Per iniziare la quantificazione delle metriche delle goccioline lipidiche IMAT colorate, aprire Confocal Stacks in ImageJ. Aprire l'interfaccia utente di Threshold selezionando Image, quindi Adjust (Regola), quindi Threshold (Soglia). Nell'interfaccia utente, selezionare Intermodalità come tipo di soglia e verificare che sia selezionata l'opzione Sfondo scuro.
Quindi fare clic su Applica per eseguire un algoritmo di soglia. Eseguire l'algoritmo del bacino idrografico per separare le goccioline lipidiche che si toccano selezionando Elabora, quindi Binario e Bacino idrografico. Selezionare Sì in una finestra di dialogo per elaborare tutte le immagini nella pila in modo da aggiungere una sottile linea nera che divide aree più grandi di bianco pieno.

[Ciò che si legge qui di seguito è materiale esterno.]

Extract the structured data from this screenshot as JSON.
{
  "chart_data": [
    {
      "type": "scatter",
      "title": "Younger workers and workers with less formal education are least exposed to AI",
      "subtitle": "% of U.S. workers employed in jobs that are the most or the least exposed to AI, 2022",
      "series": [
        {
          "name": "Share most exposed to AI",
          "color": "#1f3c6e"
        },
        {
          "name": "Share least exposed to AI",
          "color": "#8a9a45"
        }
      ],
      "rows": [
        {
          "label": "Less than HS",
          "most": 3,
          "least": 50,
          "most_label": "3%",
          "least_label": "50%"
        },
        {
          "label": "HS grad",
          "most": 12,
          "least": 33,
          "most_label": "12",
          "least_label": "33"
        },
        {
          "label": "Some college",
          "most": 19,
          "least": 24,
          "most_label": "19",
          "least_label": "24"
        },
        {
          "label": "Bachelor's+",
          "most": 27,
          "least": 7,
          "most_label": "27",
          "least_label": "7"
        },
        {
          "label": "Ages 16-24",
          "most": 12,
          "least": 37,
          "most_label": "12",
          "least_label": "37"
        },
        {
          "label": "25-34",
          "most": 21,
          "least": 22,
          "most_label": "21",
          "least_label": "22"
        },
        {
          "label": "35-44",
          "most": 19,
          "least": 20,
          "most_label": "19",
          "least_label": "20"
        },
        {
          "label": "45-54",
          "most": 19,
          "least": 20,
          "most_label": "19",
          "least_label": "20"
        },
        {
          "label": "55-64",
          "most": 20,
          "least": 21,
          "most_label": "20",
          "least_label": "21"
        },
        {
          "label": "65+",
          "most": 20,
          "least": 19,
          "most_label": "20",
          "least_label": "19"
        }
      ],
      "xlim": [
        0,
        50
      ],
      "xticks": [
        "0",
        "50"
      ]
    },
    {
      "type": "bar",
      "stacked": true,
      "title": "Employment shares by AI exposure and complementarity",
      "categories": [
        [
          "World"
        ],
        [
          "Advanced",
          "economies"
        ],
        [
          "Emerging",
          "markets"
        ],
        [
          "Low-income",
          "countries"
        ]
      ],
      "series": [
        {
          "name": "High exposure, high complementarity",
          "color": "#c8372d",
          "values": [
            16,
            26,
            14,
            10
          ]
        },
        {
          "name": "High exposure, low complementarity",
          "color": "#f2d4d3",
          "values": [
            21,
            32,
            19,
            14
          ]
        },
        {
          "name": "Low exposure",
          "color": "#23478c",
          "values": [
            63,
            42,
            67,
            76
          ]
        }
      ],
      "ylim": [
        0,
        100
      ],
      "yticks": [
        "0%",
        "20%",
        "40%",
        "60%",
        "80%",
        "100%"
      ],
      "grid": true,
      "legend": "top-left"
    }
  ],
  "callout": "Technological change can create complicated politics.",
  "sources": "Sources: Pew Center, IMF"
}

Per impostare le dimensioni massime e minime delle particelle, aprite l'immagine originale e delineate la gocciolina lipidica più piccola e più grande in vista utilizzando lo strumento Ovale. Quindi aggiungi queste forme a ROI Manager digitando T.Select Analizza, quindi Imposta misurazioni. Nella finestra di dialogo, selezionare le impostazioni, selezionare Solo area e fare clic su OK. Quindi seleziona Misura da Gestione ROI.
Utilizzare le due misure di area di questa finestra dei risultati come intervallo di dimensioni e analizzare le particelle. Identificare la regione di interesse, o ROI, con l'algoritmo di analisi delle particelle. Selezionare Analizza, quindi Analizza particelle.
Viene visualizzata una finestra di dialogo per impostare le impostazioni di selezione. Per generare le misurazioni del ROI, selezionare Analizza, quindi Imposta misurazioni e selezionare Area, Centroide, Adatta ellisse e Posizione pila. Fare clic su OK. Quindi seleziona Misura da Gestione ROI.
I dati nella tabella dei risultati possono essere selezionati e copiati in Excel per ulteriori analisi. Per una valutazione dettagliata delle metriche e della distribuzione delle singole goccioline lipidiche, le goccioline lipidiche marcate con fluorescenza BODIPY sono state sottoposte a imaging tramite microscopia confocale. La soglia e la segmentazione della forma hanno fornito un buon primo passaggio per generare ROI per ogni goccia lipidica.
Tuttavia, sono state necessarie modifiche manuali per correggere gli errori. Le goccioline lipidiche profonde, che apparivano deboli sull'immagine, possono essere aggiunte manualmente utilizzando lo strumento Ovale in ImageJ. Un gruppo di goccioline lipidiche erroneamente identificate come una singola ROI può anche essere corretto eliminando e sostituendo la ROI originale con più nuove ROI.
Laddove una singola gocciolina lipidica è stata identificata come un ROI unico in più fette, le ROI duplicate sono state consolidate in un'unica ROI.